L' ascétisme médiéval demeure, en Occident comme en Orient, dominé par ce modèle des Pères du désert. Il est l'apanage exclusif de l'institution monastique dans laquelle le cénobitisme l'emporte de plus en plus sur l'érémitisme. Les couvents devenant des centres non seulement de prière mais aussi d'étude et de travail, ainsi que des foyers d'évangélisation, les formes extrêmes de l'ancienne ascèse disparaissent au profit de pratiques moins inhumaines et plus fortement institutionnalisées (règle de saint Benoît puis règle de Cîteaux). Vers la fin du Moyen Âge, cependant, on note une certaine recrudescence de l'ascèse physique (usage du cilice et de la discipline) en liaison avec la popularité croissante du motif de l'«Imitation de Jésus-Christ», notamment de Jésus humilié et crucifié. Cette forme d'ascèse, à la fois sentimentale et sanglante, connaît son apogée avec la piété «baroque» de la Contre-Réforme puis est emportée dans le mouvement général d'affaiblissement de la foi qui marque le XVIIIe siècle. Parallèlement, dans l'Europe du Nord, le succès du protestantisme déracinait l'institution monastique au profit d'une «ascèse dans le monde» (M. Weber), discipline personnelle d'ordre éthique et purement intérieure.

L'Église d'Orient a, dans l'ensemble, su mieux préserver l'esprit de l'ascétisme, et cela presque jusqu'à nos jours. Elle l'a fait en laissant une place à l' érémitisme, temporaire ou permanent, et en favorisant le développement de techniques de méditation telles que «la prière du coeur», où postures du corps, oraisons jaculatoires et contrôle du souffle sont associés d'une manière originale. Les notions d' apatheïa, ou indifférence au monde, et d' hésychia, ou silence de la pensée dans l'attente de Dieu, résument symboliquement cette orientation de la spiritualité connue sous le nom d' hésychasme.

 

L'ascétisme indien

 

Les origines de l'ascétisme en Inde sont très anciennes. Le Rgveda (XVe s. av.J.-C.) mentionne déjà diverses catégories d'ascètes: kesin («chevelus»), yati («disciplinés»), vratya («qui ont fait un voue»), muni («silencieux»), etc. Ces personnages ont en commun de pratiquer le tapas. Le terme évoque l'idée d'un échauffement provoqué violent. Il sert de désignation générique à toute une série de pratiques telles que le jeûne prolongé, l'abstention de sommeil, la station debout sur une jambe, l'entraînement à supporter la chaleur la plus torride comme le froid le plus glacial, à garder le silence, à contrôler sa respiration, etc. Au départ, il s'agissait sans doute d'un effort de concentration systématique des énergies du corps aux fins de connaître l' extase et d'acquérir des pouvoirs magiques. Les idées de «pénitence» ou de «mortification» paraissent en tout cas étrangères à ces premiers ascètes. Ce vieux fonds de pratiques -avec les spéculations qui lui furent de très bonne heure associées- s'est avéré être, tout au long de l'histoire de l' hindouisme, une mine inépuisable. On retrouve en particulier dans toutes les doctrines philosophiques et religieuses de l'âge classique au moins des traces de la double finalité présente dès l'origine: dans le prolongement de l'extase, une forme de connaissance de type mystique ou gnostique, supposée capable de soustraire l'adepte au circuit des renaissances ou samsara; dans la perspective des pouvoirs magiques, la conquête en cette vie de jouissances illimitées.

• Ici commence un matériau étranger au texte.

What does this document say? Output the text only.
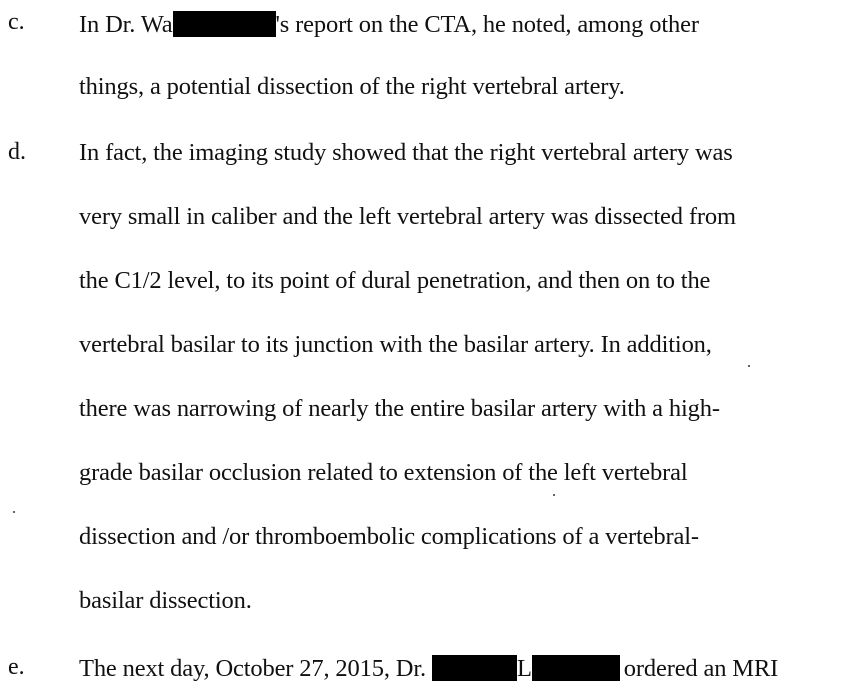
c. In Dr. Wa	's report on the CTA, he noted, among other
things, a potential dissection of the right vertebral artery.
d. In fact, the imaging study showed that the right vertebral artery was
very small in caliber and the left vertebral artery was dissected from
the C1/2 level, to its point of dural penetration, and then on to the
vertebral basilar to its junction with the basilar artery. In addition,
there was narrowing of nearly the entire basilar artery with a high-
grade basilar occlusion related to extension of the left vertebral
dissection and /or thromboembolic complications of a vertebral-
basilar dissection.
e. The next day, October 27, 2015, Dr.	L	ordered an MRI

Une voie «intellectualiste» est représentée par des écoles telles que le samkhya et le vedanta. Elle suppose une rupture initiale avec le monde: le «renonçant» (sannyasin) abandonne ses biens, sa famille, sa caste et jusqu'à son nom, pour se consacrer uniquement à la poursuite de la délivrance ultime (moksa). Les adeptes de ces écoles se recrutent parmi les hautes castes, surtout les brahmanes. Leur organisation sociale est des plus variées. Elle comprend aussi bien des solitaires, gyrovagues ou sédentaires, que de vastes monastères, tels que les math védântiques fondés par Sankara au VIIIe siècle. Le mode d'organisation le plus courant est cependant celui des ashrams, forestiers ou périurbains, où un petit nombre de disciples vit, travaille et étudie auprès d'un maître. Si le régime de vie est ici en général fort austère -aucune possession d'objets personnels, vêture minimale, nourriture végétarienne, en principe mendiée-, ces renonçants brahmaniques ne pratiquent guère les austérités physiques. Leur grande occupation est l'étude des textes philosophiques de leur secte et, plus encore, la méditation constante des enseignements ésotériques des textes sacrés: Upanishads, Bhagavad-Gita, etc. Le yoga classique -celui des yoga-sutra de Patañjali- se rattache à ce courant, dans la mesure où les «réfrènements et disciplines» (yama-niyama) -du genre: ne pas voler, dire toujours la vérité, observer la continence, etc.- ne sont vus que comme des conditions préalables à remplir et où l'ascèse proprement physique (postures et contrôle du souffle) ne sert ici que de propédeutique aux efforts de méditation et de concentration de l'esprit.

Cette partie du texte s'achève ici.